In response to Colbert’s Trump-Goldberg Alliance
Apparently, Jonah Goldberg has failed to make himself clear about his views on Donald Trump, at least not clear enough for Stephen Colbert.
(He made himself clear enough to Donald Trump; perhaps Stephen Colbert is not so attentive.)
You’d think that in these of all times, we’d have a deeper appreciation for the fact that entertainers are not, in reality, the people they play on television. Alec Baldwin once played a gifted surgeon who was also a kind of Machiavellian genius, but no sane person would let Alec Baldwin anywhere near with a scalpel. Tom Hanks probably wouldn’t be a very good astronaut. Jason Statham, on the other hand, apparently does drive around scenic locales in nice European cars wearing good suits, which, other than shooting people in the face, is mainly what I’ve seen him do in movies.
It’s a fine line.
Stephen Colbert plays a witty and insightful political commentator on television.
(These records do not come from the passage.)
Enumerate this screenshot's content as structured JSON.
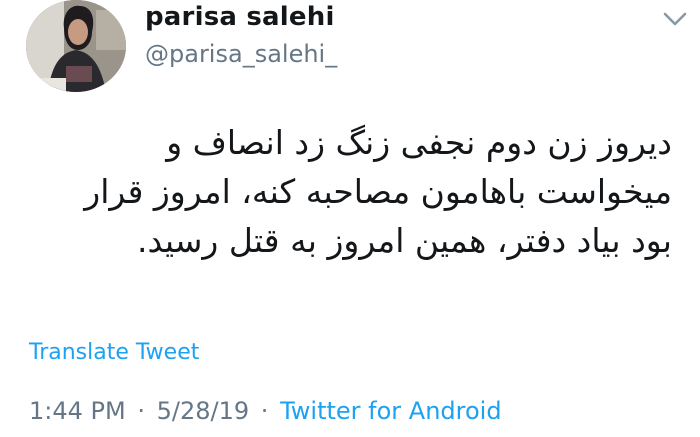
{
  "tweet": {
    "author": {
      "name": "parisa salehi",
      "handle": "@parisa_salehi_"
    },
    "body_lines": [
      "دیروز زن دوم نجفی زنگ زد انصاف و",
      "میخواست باهامون مصاحبه کنه، امروز قرار",
      "بود بیاد دفتر، همین امروز به قتل رسید."
    ],
    "translate_label": "Translate Tweet",
    "time": "1:44 PM",
    "date": "5/28/19",
    "separator": "·",
    "source": "Twitter for Android",
    "menu_icon": "chevron-down-icon"
  },
  "colors": {
    "text": "#14171a",
    "secondary": "#657786",
    "link": "#1da1f2",
    "background": "#ffffff"
  }
}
Let a few writers go on summer vacation, though, and he’s a mess.
I assume that’s the case, here. This calls once again for us to make the not-always-obvious judgment about whether such a figure is simply having a dumb moment or is in fact willfully dishonest. It isn’t always easy to tell, because some dumb moments last a lifetime.
Some dishonest habits last a lifetime, too.